Other desired features

The library should also:

  • Support Strings, ByteStrings, etc
  • Support different string encodings (unicode, etc).
  • Have a good test suite
  • Be extensible. It would be nice if support for additional RFCs could be implemented without having to modify the existing libraries.
  • Support non-email usage of MIME. For example, the web uses MIME for things like form encoding, etc.
  • Be modular. It should be possible use portions of the library, such as a Base64 encoder/decoder, or a x-www-form-encoded encoder/decoder in a CGI program without having to jump through lots of hoops.

Other things to consider

Code re-use

There is already a bunch of code around for things like Base64 encoding/decoding.

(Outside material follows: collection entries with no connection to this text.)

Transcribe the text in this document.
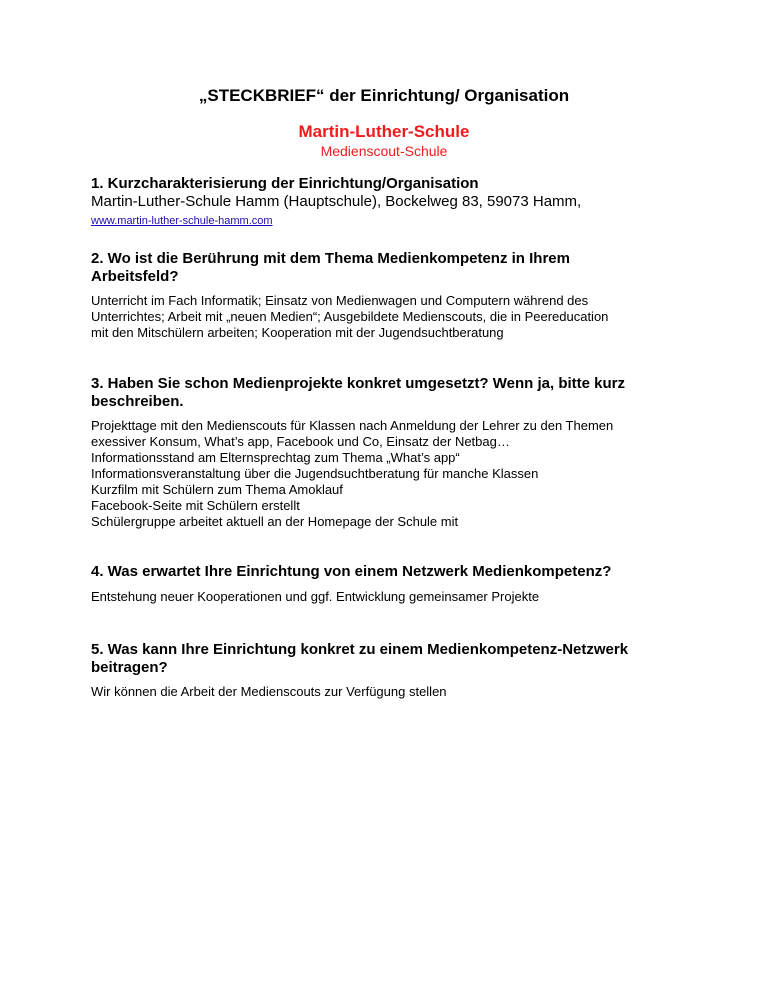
„STECKBRIEF“ der Einrichtung/ Organisation
Martin-Luther-Schule
Medienscout-Schule

1. Kurzcharakterisierung der Einrichtung/Organisation

Martin-Luther-Schule Hamm (Hauptschule), Bockelweg 83, 59073 Hamm,

www.martin-luther-schule-hamm.com

2. Wo ist die Berührung mit dem Thema Medienkompetenz in Ihrem
Arbeitsfeld?

Unterricht im Fach Informatik; Einsatz von Medienwagen und Computern während des
Unterrichtes; Arbeit mit „neuen Medien“; Ausgebildete Medienscouts, die in Peereducation
mit den Mitschülern arbeiten; Kooperation mit der Jugendsuchtberatung

3. Haben Sie schon Medienprojekte konkret umgesetzt? Wenn ja, bitte kurz
beschreiben.

Projekttage mit den Medienscouts für Klassen nach Anmeldung der Lehrer zu den Themen
exessiver Konsum, What’s app, Facebook und Co, Einsatz der Netbag…
Informationsstand am Elternsprechtag zum Thema „What’s app“
Informationsveranstaltung über die Jugendsuchtberatung für manche Klassen
Kurzfilm mit Schülern zum Thema Amoklauf
Facebook-Seite mit Schülern erstellt
Schülergruppe arbeitet aktuell an der Homepage der Schule mit

4. Was erwartet Ihre Einrichtung von einem Netzwerk Medienkompetenz?

Entstehung neuer Kooperationen und ggf. Entwicklung gemeinsamer Projekte

5. Was kann Ihre Einrichtung konkret zu einem Medienkompetenz-Netzwerk
beitragen?

Wir können die Arbeit der Medienscouts zur Verfügung stellen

We should attempt to reuse these libraries, rather than reinvent them, if possible. However, I expect that in a number of cases, the existing code will use String, and not be easily extended to use ByteString. So, a rewrite might be easier.

Existing code

  • Network.CGI.Multipart
  • mime-string, strong in parsing, weak in flattening back to a string again
  • base64-string
  • iconv, for converting between different character sets
  • haskell-mime, some parsec parsers for various RFCs, and the beginnings of a combinator library for composing messages. Neither fully meets the goals of this project.

License

This code will be licensed under the BSD3 license (without the advertising clause).